بسم الله الرحمن الرحيم
Mengurai sedikit tentang Hadis Maudhu’
Dipandang dari sudut etimologi kata maudhu’ adalah isim maf’ul dari وضع- يضع وضعا, wada’a syaiin yang berarti menaruh, meletakkan atau menurunkannya.
Adapun secara terminologis, Hadis Maudhu’ adalah:
Pertama:المختلق المصنوع المكذوب على رسول صلى الله عليه وسلم عمد yaitu: Hadis yang dibuat-buat atau ciptakan yang didustakan atas nama rosul secara sengaja.
Kedua: مانسب الى رسول صلى الله عليه وسلم اختلفا وكذبا مما لم يقبله او يقبله او يقره artinya: Hadis yang disandarkan kepada Rasulullah s.a.w secara dibuat-buat dan dusta, padahal beliau tidak mengatakan, melakukan atau menetapkannya.
Ketiga: الخبر المختلف المكذوب المنسوب الى رسول صلى الله عليه وسلم افتراء عليه أو الى الصحابي أو الى التابعين artinya: berita yang dibuat-buat yangdisandarkan kepada Rasulullah s.a.w dengan (sengaja) berdusta atas namanya, atau atas nama sahabat, dan tabi’in.
اعلم أن الحديث الموضوع شر الأحاديث الضعيفة، ولا تحل روايته لأحد علم حاله في أي معنى كان، إلا مقروناً ببيان وضعه
Apa saja yang disandarkan kepada rasulullah baik itu bersifat positif, seperti untuk keperluan fadhailul a’mal, dakwah maupun yang bersifat destruktif misalnya untuk kepentingan kelompok, madzhab, untuk melestarikan hegemoni, jika itu adalah Hadis maudhu’ maka tidak boleh meriwayatkannya kecuali dengan menyebutkan bahwa Hadis tersebut adalah maudhu’.

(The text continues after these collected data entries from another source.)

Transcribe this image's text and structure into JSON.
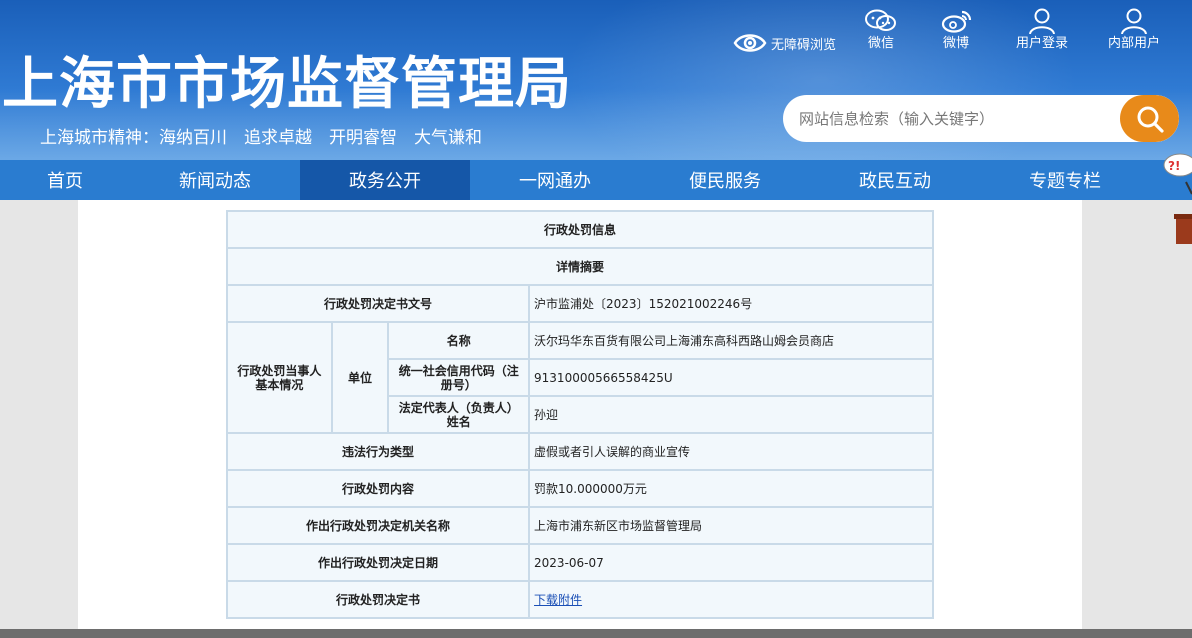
{
  "header": {
    "title": "上海市市场监督管理局",
    "slogan": "上海城市精神：海纳百川　追求卓越　开明睿智　大气谦和",
    "accessibility_label": "无障碍浏览",
    "links": [
      {
        "label": "微信",
        "icon": "wechat-icon"
      },
      {
        "label": "微博",
        "icon": "weibo-icon"
      },
      {
        "label": "用户登录",
        "icon": "user-icon"
      },
      {
        "label": "内部用户",
        "icon": "user-icon"
      }
    ]
  },
  "search": {
    "placeholder": "网站信息检索（输入关键字）",
    "icon": "search-icon",
    "button_color": "#e88a1a"
  },
  "nav": {
    "items": [
      {
        "label": "首页"
      },
      {
        "label": "新闻动态"
      },
      {
        "label": "政务公开"
      },
      {
        "label": "一网通办"
      },
      {
        "label": "便民服务"
      },
      {
        "label": "政民互动"
      },
      {
        "label": "专题专栏"
      }
    ],
    "active": "政务公开"
  },
  "table": {
    "title": "行政处罚信息",
    "subtitle": "详情摘要",
    "doc_no_label": "行政处罚决定书文号",
    "doc_no": "沪市监浦处〔2023〕152021002246号",
    "party_label": "行政处罚当事人基本情况",
    "unit_label": "单位",
    "name_label": "名称",
    "name": "沃尔玛华东百货有限公司上海浦东高科西路山姆会员商店",
    "credit_code_label": "统一社会信用代码（注册号）",
    "credit_code": "91310000566558425U",
    "legal_rep_label": "法定代表人（负责人）姓名",
    "legal_rep": "孙迎",
    "violation_type_label": "违法行为类型",
    "violation_type": "虚假或者引人误解的商业宣传",
    "penalty_content_label": "行政处罚内容",
    "penalty_content": "罚款10.000000万元",
    "authority_label": "作出行政处罚决定机关名称",
    "authority": "上海市浦东新区市场监督管理局",
    "date_label": "作出行政处罚决定日期",
    "date": "2023-06-07",
    "decision_doc_label": "行政处罚决定书",
    "download_label": "下载附件"
  }
}
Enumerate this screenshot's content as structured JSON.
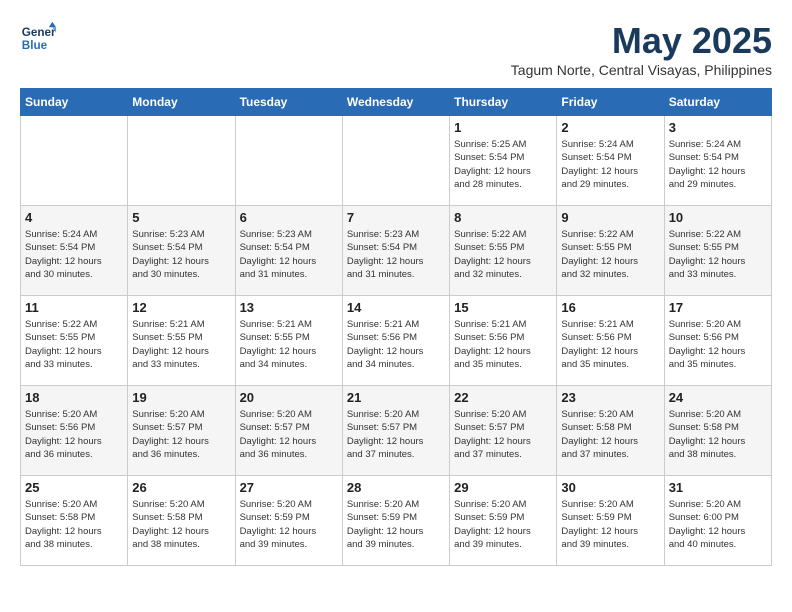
{
  "logo": {
    "line1": "General",
    "line2": "Blue"
  },
  "title": "May 2025",
  "subtitle": "Tagum Norte, Central Visayas, Philippines",
  "weekdays": [
    "Sunday",
    "Monday",
    "Tuesday",
    "Wednesday",
    "Thursday",
    "Friday",
    "Saturday"
  ],
  "weeks": [
    [
      {
        "day": "",
        "info": ""
      },
      {
        "day": "",
        "info": ""
      },
      {
        "day": "",
        "info": ""
      },
      {
        "day": "",
        "info": ""
      },
      {
        "day": "1",
        "info": "Sunrise: 5:25 AM\nSunset: 5:54 PM\nDaylight: 12 hours\nand 28 minutes."
      },
      {
        "day": "2",
        "info": "Sunrise: 5:24 AM\nSunset: 5:54 PM\nDaylight: 12 hours\nand 29 minutes."
      },
      {
        "day": "3",
        "info": "Sunrise: 5:24 AM\nSunset: 5:54 PM\nDaylight: 12 hours\nand 29 minutes."
      }
    ],
    [
      {
        "day": "4",
        "info": "Sunrise: 5:24 AM\nSunset: 5:54 PM\nDaylight: 12 hours\nand 30 minutes."
      },
      {
        "day": "5",
        "info": "Sunrise: 5:23 AM\nSunset: 5:54 PM\nDaylight: 12 hours\nand 30 minutes."
      },
      {
        "day": "6",
        "info": "Sunrise: 5:23 AM\nSunset: 5:54 PM\nDaylight: 12 hours\nand 31 minutes."
      },
      {
        "day": "7",
        "info": "Sunrise: 5:23 AM\nSunset: 5:54 PM\nDaylight: 12 hours\nand 31 minutes."
      },
      {
        "day": "8",
        "info": "Sunrise: 5:22 AM\nSunset: 5:55 PM\nDaylight: 12 hours\nand 32 minutes."
      },
      {
        "day": "9",
        "info": "Sunrise: 5:22 AM\nSunset: 5:55 PM\nDaylight: 12 hours\nand 32 minutes."
      },
      {
        "day": "10",
        "info": "Sunrise: 5:22 AM\nSunset: 5:55 PM\nDaylight: 12 hours\nand 33 minutes."
      }
    ],
    [
      {
        "day": "11",
        "info": "Sunrise: 5:22 AM\nSunset: 5:55 PM\nDaylight: 12 hours\nand 33 minutes."
      },
      {
        "day": "12",
        "info": "Sunrise: 5:21 AM\nSunset: 5:55 PM\nDaylight: 12 hours\nand 33 minutes."
      },
      {
        "day": "13",
        "info": "Sunrise: 5:21 AM\nSunset: 5:55 PM\nDaylight: 12 hours\nand 34 minutes."
      },
      {
        "day": "14",
        "info": "Sunrise: 5:21 AM\nSunset: 5:56 PM\nDaylight: 12 hours\nand 34 minutes."
      },
      {
        "day": "15",
        "info": "Sunrise: 5:21 AM\nSunset: 5:56 PM\nDaylight: 12 hours\nand 35 minutes."
      },
      {
        "day": "16",
        "info": "Sunrise: 5:21 AM\nSunset: 5:56 PM\nDaylight: 12 hours\nand 35 minutes."
      },
      {
        "day": "17",
        "info": "Sunrise: 5:20 AM\nSunset: 5:56 PM\nDaylight: 12 hours\nand 35 minutes."
      }
    ],
    [
      {
        "day": "18",
        "info": "Sunrise: 5:20 AM\nSunset: 5:56 PM\nDaylight: 12 hours\nand 36 minutes."
      },
      {
        "day": "19",
        "info": "Sunrise: 5:20 AM\nSunset: 5:57 PM\nDaylight: 12 hours\nand 36 minutes."
      },
      {
        "day": "20",
        "info": "Sunrise: 5:20 AM\nSunset: 5:57 PM\nDaylight: 12 hours\nand 36 minutes."
      },
      {
        "day": "21",
        "info": "Sunrise: 5:20 AM\nSunset: 5:57 PM\nDaylight: 12 hours\nand 37 minutes."
      },
      {
        "day": "22",
        "info": "Sunrise: 5:20 AM\nSunset: 5:57 PM\nDaylight: 12 hours\nand 37 minutes."
      },
      {
        "day": "23",
        "info": "Sunrise: 5:20 AM\nSunset: 5:58 PM\nDaylight: 12 hours\nand 37 minutes."
      },
      {
        "day": "24",
        "info": "Sunrise: 5:20 AM\nSunset: 5:58 PM\nDaylight: 12 hours\nand 38 minutes."
      }
    ],
    [
      {
        "day": "25",
        "info": "Sunrise: 5:20 AM\nSunset: 5:58 PM\nDaylight: 12 hours\nand 38 minutes."
      },
      {
        "day": "26",
        "info": "Sunrise: 5:20 AM\nSunset: 5:58 PM\nDaylight: 12 hours\nand 38 minutes."
      },
      {
        "day": "27",
        "info": "Sunrise: 5:20 AM\nSunset: 5:59 PM\nDaylight: 12 hours\nand 39 minutes."
      },
      {
        "day": "28",
        "info": "Sunrise: 5:20 AM\nSunset: 5:59 PM\nDaylight: 12 hours\nand 39 minutes."
      },
      {
        "day": "29",
        "info": "Sunrise: 5:20 AM\nSunset: 5:59 PM\nDaylight: 12 hours\nand 39 minutes."
      },
      {
        "day": "30",
        "info": "Sunrise: 5:20 AM\nSunset: 5:59 PM\nDaylight: 12 hours\nand 39 minutes."
      },
      {
        "day": "31",
        "info": "Sunrise: 5:20 AM\nSunset: 6:00 PM\nDaylight: 12 hours\nand 40 minutes."
      }
    ]
  ]
}
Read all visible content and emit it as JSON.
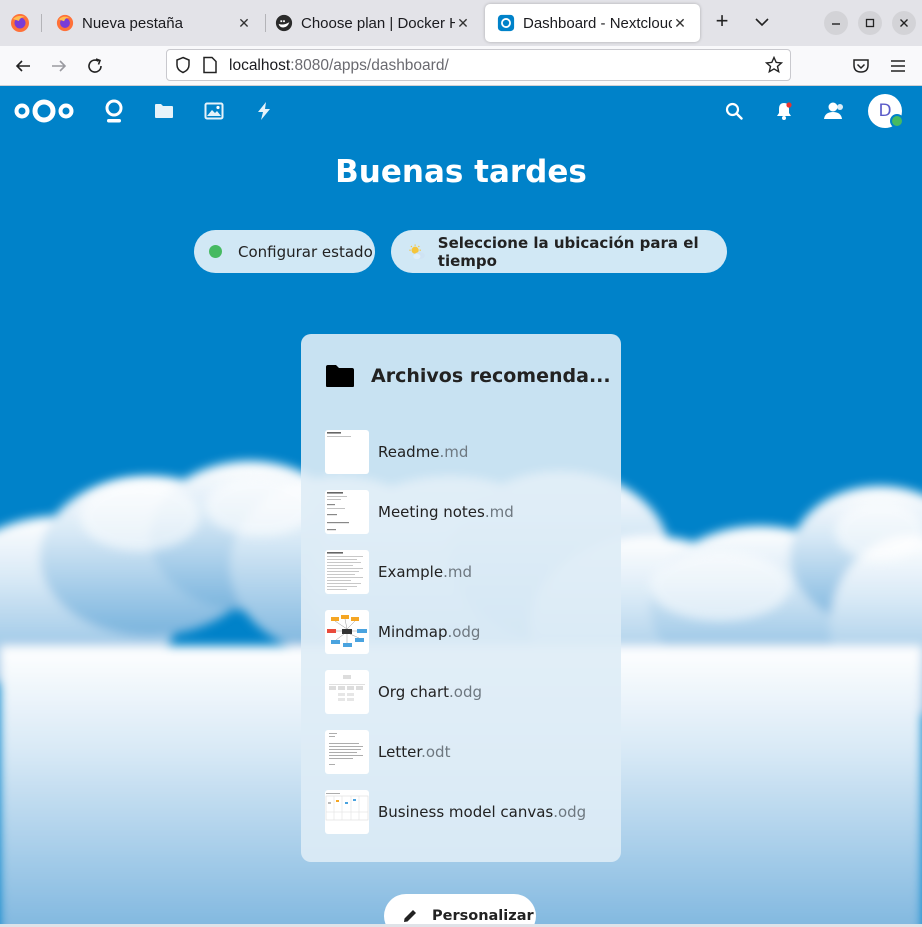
{
  "browser": {
    "tabs": [
      {
        "title": "Nueva pestaña",
        "icon": "firefox-icon"
      },
      {
        "title": "Choose plan | Docker Hub",
        "icon": "docker-icon"
      },
      {
        "title": "Dashboard - Nextcloud",
        "icon": "nextcloud-icon",
        "active": true
      }
    ],
    "url_host": "localhost",
    "url_rest": ":8080/apps/dashboard/"
  },
  "nextcloud": {
    "header_apps": [
      "dashboard-icon",
      "files-icon",
      "photos-icon",
      "activity-icon"
    ],
    "header_right": [
      "search-icon",
      "notifications-icon",
      "contacts-icon"
    ],
    "avatar_letter": "D",
    "greeting": "Buenas tardes",
    "status_label": "Configurar estado",
    "weather_label": "Seleccione la ubicación para el tiempo",
    "widget_title": "Archivos recomenda...",
    "files": [
      {
        "name": "Readme",
        "ext": ".md",
        "thumb": "doc"
      },
      {
        "name": "Meeting notes",
        "ext": ".md",
        "thumb": "doc"
      },
      {
        "name": "Example",
        "ext": ".md",
        "thumb": "doc"
      },
      {
        "name": "Mindmap",
        "ext": ".odg",
        "thumb": "mindmap"
      },
      {
        "name": "Org chart",
        "ext": ".odg",
        "thumb": "orgchart"
      },
      {
        "name": "Letter",
        "ext": ".odt",
        "thumb": "letter"
      },
      {
        "name": "Business model canvas",
        "ext": ".odg",
        "thumb": "canvas"
      }
    ],
    "customize_label": "Personalizar",
    "colors": {
      "brand": "#0082c9",
      "online": "#46ba61"
    }
  }
}
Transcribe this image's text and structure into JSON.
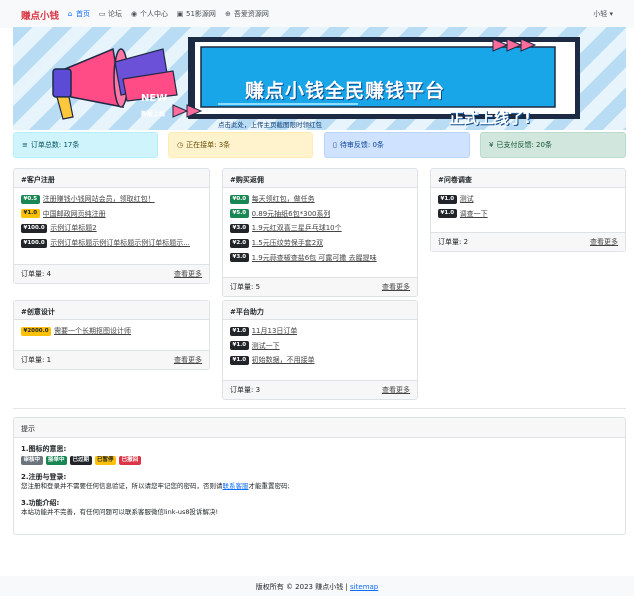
{
  "nav": {
    "brand": "赚点小钱",
    "items": [
      {
        "label": "首页",
        "icon": "house-icon",
        "active": true
      },
      {
        "label": "论坛",
        "icon": "chat-icon",
        "active": false
      },
      {
        "label": "个人中心",
        "icon": "person-icon",
        "active": false
      },
      {
        "label": "51影源网",
        "icon": "film-icon",
        "active": false
      },
      {
        "label": "吾爱资源网",
        "icon": "globe-icon",
        "active": false
      }
    ],
    "user": "小轻 ▾"
  },
  "banner": {
    "title": "赚点小钱全民赚钱平台",
    "subtitle": "点击此处，上传主页截图限时领红包",
    "slogan": "正式上线了!",
    "new_tag": "NEW",
    "hot_tag": "新版上线"
  },
  "stats": [
    {
      "label": "订单总数: 17条",
      "icon": "list-icon",
      "bg": "#cff4fc",
      "fg": "#055160"
    },
    {
      "label": "正在接单: 3条",
      "icon": "clock-icon",
      "bg": "#fff3cd",
      "fg": "#664d03"
    },
    {
      "label": "待审反馈: 0条",
      "icon": "doc-icon",
      "bg": "#cfe2ff",
      "fg": "#084298"
    },
    {
      "label": "已支付反馈: 20条",
      "icon": "yen-icon",
      "bg": "#d1e7dd",
      "fg": "#0f5132"
    }
  ],
  "cards": {
    "register": {
      "title": "#客户注册",
      "rows": [
        {
          "badge": "¥0.5",
          "text": "注册赚钱小钱网站会员，领取红包！"
        },
        {
          "badge": "¥1.0",
          "text": "中国邮政网页纯注册"
        },
        {
          "badge": "¥100.0",
          "text": "示例订单标题2"
        },
        {
          "badge": "¥100.0",
          "text": "示例订单标题示例订单标题示例订单标题示..."
        }
      ],
      "count": "订单量: 4",
      "more": "查看更多"
    },
    "purchase": {
      "title": "#购买返佣",
      "rows": [
        {
          "badge": "¥0.0",
          "text": "每天领红包，做任务"
        },
        {
          "badge": "¥5.0",
          "text": "0.89元抽纸6包*300系列"
        },
        {
          "badge": "¥3.0",
          "text": "1.9元红双喜三星乒乓球10个"
        },
        {
          "badge": "¥2.0",
          "text": "1.5元压纹劳保手套2双"
        },
        {
          "badge": "¥3.0",
          "text": "1.9元蒜查椒查盐6包 可露可撒 去腥提味"
        }
      ],
      "count": "订单量: 5",
      "more": "查看更多"
    },
    "survey": {
      "title": "#问卷调查",
      "rows": [
        {
          "badge": "¥1.0",
          "text": "测试"
        },
        {
          "badge": "¥1.0",
          "text": "调查一下"
        }
      ],
      "count": "订单量: 2",
      "more": "查看更多"
    },
    "design": {
      "title": "#创意设计",
      "rows": [
        {
          "badge": "¥2000.0",
          "text": "需要一个长期抠图设计师"
        }
      ],
      "count": "订单量: 1",
      "more": "查看更多"
    },
    "boost": {
      "title": "#平台助力",
      "rows": [
        {
          "badge": "¥1.0",
          "text": "11月13日订单"
        },
        {
          "badge": "¥1.0",
          "text": "测试一下"
        },
        {
          "badge": "¥1.0",
          "text": "初始数据，不用接单"
        }
      ],
      "count": "订单量: 3",
      "more": "查看更多"
    }
  },
  "tips": {
    "header": "提示",
    "s1_title": "1.图标的意思:",
    "legend": [
      {
        "label": "审核中",
        "class": "b-gray"
      },
      {
        "label": "接单中",
        "class": "b-green"
      },
      {
        "label": "已过期",
        "class": "b-dark"
      },
      {
        "label": "已暂停",
        "class": "b-yellow"
      },
      {
        "label": "已撤回",
        "class": "b-red"
      }
    ],
    "s2_title": "2.注册与登录:",
    "s2_pre": "您注册和登录并不需要任何信息验证，所以请您牢记您的密码，否则请",
    "s2_link": "联系客服",
    "s2_post": "才能重置密码;",
    "s3_title": "3.功能介绍:",
    "s3_text": "本站功能并不完善，有任何问题可以联系客服微信link-us8投诉解决!"
  },
  "footer": {
    "text": "版权所有 © 2023 赚点小钱 | ",
    "sitemap": "sitemap"
  }
}
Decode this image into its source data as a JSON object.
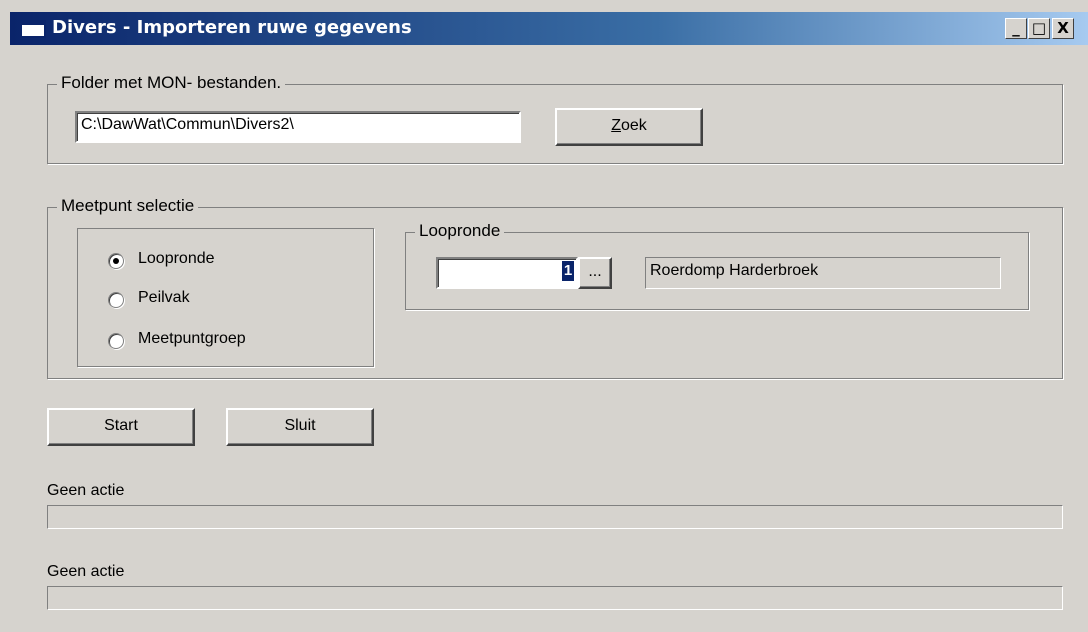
{
  "window": {
    "title": "Divers - Importeren ruwe gegevens",
    "controls": {
      "minimize": "_",
      "maximize": "□",
      "close": "X"
    }
  },
  "folder_group": {
    "legend": "Folder met MON- bestanden.",
    "path_value": "C:\\DawWat\\Commun\\Divers2\\",
    "search_button": {
      "mnemonic": "Z",
      "rest": "oek"
    }
  },
  "meetpunt_group": {
    "legend": "Meetpunt selectie",
    "options": [
      {
        "label": "Loopronde",
        "selected": true
      },
      {
        "label": "Peilvak",
        "selected": false
      },
      {
        "label": "Meetpuntgroep",
        "selected": false
      }
    ],
    "loopronde_group": {
      "legend": "Loopronde",
      "number_value": "1",
      "browse_button": "...",
      "name_value": "Roerdomp Harderbroek"
    }
  },
  "actions": {
    "start": "Start",
    "close": "Sluit"
  },
  "status": [
    {
      "label": "Geen actie",
      "progress": 0
    },
    {
      "label": "Geen actie",
      "progress": 0
    }
  ]
}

Imam Muhammad bin Sirin (33-110 H) menuturkan, “Pada mulanya umat Islam apabila mendengar sabda nabi Muhammad SAW, berdirilah bulu roma mereka. Namun, setelah terjadinya fitnah (terbunuhnya Usman bin Affan), apabila mendengar Hadis mereka selalu bertanya dari manakah hadis itu diperoleh? Apabila hadis itu berasal dari ahli sunnah maka Hadis tersebut bisa diterima dan dapat dijadikan sebagai dalil dalam Islam. Namun apabila Hadis tersebut berasal dari ahli bid’ah maka hadis tersebut ditolak”.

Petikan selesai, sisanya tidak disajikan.